Ceux qui se sont posé cette question n’ont pas tardé à trouver la réponse. En effet, Raja Ben Slama, qui n’a jamais fait mystère de ses convictions démocratiques, n’a pas non plus la langue dans la poche. Elle n’a pas le profil terne et soumis de ces carriéristes carpettes qui pullulent dans l’administration tunisienne. Et si elle respecte toujours les règles et les formes dans l’exercice de ses fonctions administratives, elle ne se prive pas pour autant d’exprimer clairement ses positions vis-à-vis de ce qui se passe dans son pays et de dire tout haut ce que beaucoup d’autres disent tout bas.
Si Raja Ben Slama a été limogée sans ménagement et sans explication, et sans que son successeur n’ait été encore nommé comme le veut la tradition, c’est, on l’a compris, parce qu’elle a publié le post Facebook suivant en date du 14 février où elle fait part de sa «solidarité avec la radio Mosaïque et son directeur, ainsi que toutes les personnes qui ont été arrêtées suite à de vagues accusations», tout en soulignant son «rejet des accusations de complot contre la sûreté de l’Etat, la répression des opposants et l’assujettissement des médias».
Un limogeage brutal
Autant cette position honnête et courageuse honore cette intellectuelle digne et fidèle à ses convictions démocratiques, qu’on peut ne pas partager mais qu’on respecte, autant son limogeage brutal et injustifié déshonore ceux ou celles qui en ont pris la décision, avec toute la lâcheté que l’on connaît aux carriéristes de l’administration tunisienne, qui, eux, affichent rarement leurs convictions, si tant est qu’ils en ont.
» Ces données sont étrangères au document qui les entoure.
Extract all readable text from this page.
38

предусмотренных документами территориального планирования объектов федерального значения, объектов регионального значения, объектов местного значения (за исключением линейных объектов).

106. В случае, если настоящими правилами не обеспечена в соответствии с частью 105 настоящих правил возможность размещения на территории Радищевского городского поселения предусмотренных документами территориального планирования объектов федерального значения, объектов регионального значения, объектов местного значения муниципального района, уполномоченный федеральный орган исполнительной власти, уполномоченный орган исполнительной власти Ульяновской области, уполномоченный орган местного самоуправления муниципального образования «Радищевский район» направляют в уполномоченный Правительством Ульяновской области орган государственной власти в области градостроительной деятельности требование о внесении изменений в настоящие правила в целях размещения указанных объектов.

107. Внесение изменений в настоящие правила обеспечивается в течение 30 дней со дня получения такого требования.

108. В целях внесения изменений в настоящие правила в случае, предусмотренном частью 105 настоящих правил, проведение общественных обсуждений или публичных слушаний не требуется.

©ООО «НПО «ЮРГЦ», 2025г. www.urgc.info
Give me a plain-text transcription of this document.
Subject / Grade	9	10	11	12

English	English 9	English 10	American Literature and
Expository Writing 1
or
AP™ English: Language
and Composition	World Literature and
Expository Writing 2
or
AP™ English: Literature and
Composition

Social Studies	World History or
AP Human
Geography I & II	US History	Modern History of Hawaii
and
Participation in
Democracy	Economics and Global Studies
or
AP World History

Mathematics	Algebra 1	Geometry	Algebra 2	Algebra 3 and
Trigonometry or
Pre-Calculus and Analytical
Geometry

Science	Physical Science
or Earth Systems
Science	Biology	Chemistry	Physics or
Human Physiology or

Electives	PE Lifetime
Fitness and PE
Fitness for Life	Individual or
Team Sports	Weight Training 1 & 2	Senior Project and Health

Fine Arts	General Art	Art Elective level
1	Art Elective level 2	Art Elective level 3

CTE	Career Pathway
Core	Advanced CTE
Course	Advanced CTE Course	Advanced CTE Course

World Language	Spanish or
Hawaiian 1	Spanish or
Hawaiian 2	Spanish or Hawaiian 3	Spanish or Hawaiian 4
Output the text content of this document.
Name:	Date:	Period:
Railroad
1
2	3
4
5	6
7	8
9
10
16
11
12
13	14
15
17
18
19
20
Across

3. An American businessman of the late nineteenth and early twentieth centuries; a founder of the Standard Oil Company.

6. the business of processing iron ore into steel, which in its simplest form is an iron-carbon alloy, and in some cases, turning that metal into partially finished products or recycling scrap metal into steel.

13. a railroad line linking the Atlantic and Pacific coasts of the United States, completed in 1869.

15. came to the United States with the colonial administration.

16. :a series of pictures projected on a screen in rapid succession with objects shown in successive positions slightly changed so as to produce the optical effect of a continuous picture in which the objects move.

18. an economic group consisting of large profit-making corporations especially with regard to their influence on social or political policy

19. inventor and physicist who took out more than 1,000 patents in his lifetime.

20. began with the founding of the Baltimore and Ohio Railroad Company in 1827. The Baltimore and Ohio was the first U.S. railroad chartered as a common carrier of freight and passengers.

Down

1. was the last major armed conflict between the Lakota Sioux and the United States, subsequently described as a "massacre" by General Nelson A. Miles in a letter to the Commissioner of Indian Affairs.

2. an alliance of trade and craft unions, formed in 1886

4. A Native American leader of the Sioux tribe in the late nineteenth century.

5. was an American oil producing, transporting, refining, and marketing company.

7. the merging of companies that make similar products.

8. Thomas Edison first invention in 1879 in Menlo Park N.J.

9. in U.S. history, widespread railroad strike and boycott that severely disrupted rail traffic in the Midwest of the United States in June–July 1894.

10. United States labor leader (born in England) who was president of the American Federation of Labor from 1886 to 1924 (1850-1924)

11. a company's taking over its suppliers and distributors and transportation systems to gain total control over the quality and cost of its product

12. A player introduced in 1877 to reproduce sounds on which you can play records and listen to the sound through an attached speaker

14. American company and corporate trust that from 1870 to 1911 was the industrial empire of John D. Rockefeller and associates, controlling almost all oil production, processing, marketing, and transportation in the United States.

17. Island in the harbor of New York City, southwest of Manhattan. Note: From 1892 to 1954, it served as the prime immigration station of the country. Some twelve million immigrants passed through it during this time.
Raja Ben Slama est une universitaire spécialiste de la civilisation arabe et psychanalyste. Elle va retrouver l’ambiance des amphis de la Faculté des Lettres, des Arts et des Humanités de la Manouba et reprendre ses recherches qu’elle n’a d’ailleurs jamais abandonnées. Et c’est pour ainsi dire un juste retour des choses…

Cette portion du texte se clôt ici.